Benton RV Park and Campground

If it will take you more than a day to fully appreciate the natural bounty of the region, you can consider a stay at the Benton RV Park and Campground. In addition to having large sites with full hook-ups for RVs, they offer space and facilities for tent campers.

The C.M. Russel Museum

As its namesake was an important environmentalist to Montana’s history, a visit to the C.M. Russel Museum in nearby Great Falls can only complement a visit to the refuge. Inside you’ll find a mix of permanent and rotating exhibitions including a vast selection of landscape paintings created by Charlie Russel himself.

Recreation Activities in Benton Lake NWR

willet standing on fence

This Wildlife Refuge is a great destination for people who want to enjoy the outdoors. It offers fishing, hiking trails, and wildlife viewing.

Some activities within the refuge will require a permit, but the rangers at the Visitor Center are always happy to give you all the information you might need for a responsible visit.

Auto Tour Route

This auto tour route is a great way to see wildlife and all the natural beauty of the refuge. This tour is 12 miles long and takes about two hours to complete. Along the way, there are ten numbered stops with information about that particular area.


Hunting and fishing are allowed in Benton Lake NWR, under the rules set forth by the U.S. Forest Service. The refuge has plenty of wildlife to hunt, such as ducks, geese, squirrels, pheasants, and rabbits.

The most popular hunting season in the refuge is in the autumn when hunters come for deer season, though winter brings several species of waterfowl that draw their own crowd of hunters.

If you plan on visiting the refuge to hunt, you’ll have to follow the U.S. Forest Service’s hunting regulations to prevent yourself from inadvertently endangering the fragile ecosystem of the wetland.


Fishing season in Benton NWR begins on June 15 and ends on October 15. You’ll need a fishing license, but if you don’t already have one they can be purchased at the Visitor Center.

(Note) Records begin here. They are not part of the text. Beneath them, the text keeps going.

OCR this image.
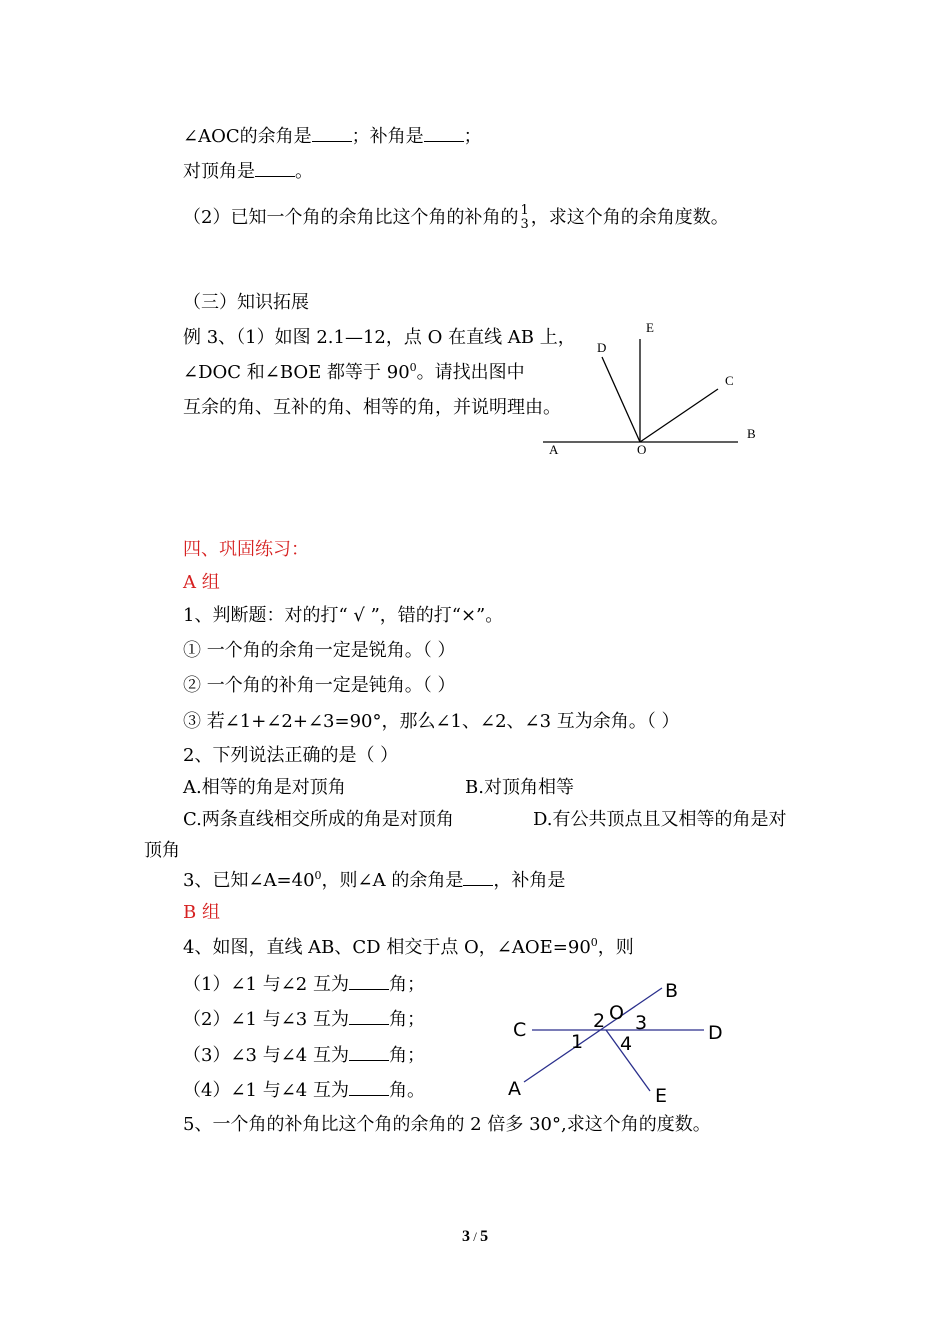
∠AOC的余角是 ；补角是 ；
对顶角是 。
（2）已知一个角的余角比这个角的补角的 1
3 ，求这个角的余角度数。
（三）知识拓展
例 3、（1）如图 2.1—12，点 O 在直线 AB 上，
∠DOC 和∠BOE 都等于 $90^0$。请找出图中
互余的角、互补的角、相等的角，并说明理由。
E
D
C
B
A	O
四、巩固练习：
A 组
1、判断题：对的打“ √ ”，错的打“×”。
① 一个角的余角一定是锐角。（ ）
② 一个角的补角一定是钝角。（ ）
③ 若∠1+∠2+∠3=90°，那么∠1、∠2、∠3 互为余角。（ ）
2、下列说法正确的是（ ）
A.相等的角是对顶角	B.对顶角相等
C.两条直线相交所成的角是对顶角	D.有公共顶点且又相等的角是对
顶角
3、已知$\angle A=40^0$，则∠A 的余角是 ，补角是
B 组
4、如图，直线 AB、CD 相交于点 O，$\angle AOE=90^0$，则
（1）∠1 与∠2 互为 角；
（2）∠1 与∠3 互为 角；
（3）∠3 与∠4 互为 角；
（4）∠1 与∠4 互为 角。
5、一个角的补角比这个角的余角的 2 倍多 30°,求这个角的度数。
B
C	D
A	E
O
2 3
1 4
3 / 5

It has an abundance of common carp, smallmouth bass, and walleye that are stocked by the Montana Fish Wildlife and Parks Department. This is to ensure that the lake stays healthy and the fishing public has ample access even during times when there’s no natural reproduction.

If you do plan on fishing here, keep in mind that your average catch from the refuge will be much smaller than other lakes and streams in Montana.

What is colloquially called Benton “Lake” is technically a marsh, and its shallow waters generally don’t produce fish of considerable size.

Wildlife Viewing

Because Benton National Wildlife Refuge provides a safe habitat for many species of animals, it’s a phenomenal location for wildlife viewing. Though it is famous for its waterfowl, the refuge is home to many mammals and aquatic animals as well.

The types of animals you’ll be able to see will change throughout the year, but thankfully the Forest Service has created a guide that will give you an idea of what to expect seasonally.


A popular spot for photographers, this area is home to approximately 600 species of animals and plants, including the bald eagle. In order for visiting shutterbugs to enjoy the habitat without disturbing the animals that live there, the Forest Service maintains an observation blind where one can take photos without being detected.

There is an observation log kept inside, so be sure to record anything interesting you see within it.

Loop Trail

A family-friendly, 4-mile long hike, the Loop Trail isn’t too strenuous, making it accessible to most visitors. Along the way, visitors will find great opportunities to see wildlife as well as enjoy the views of the lake.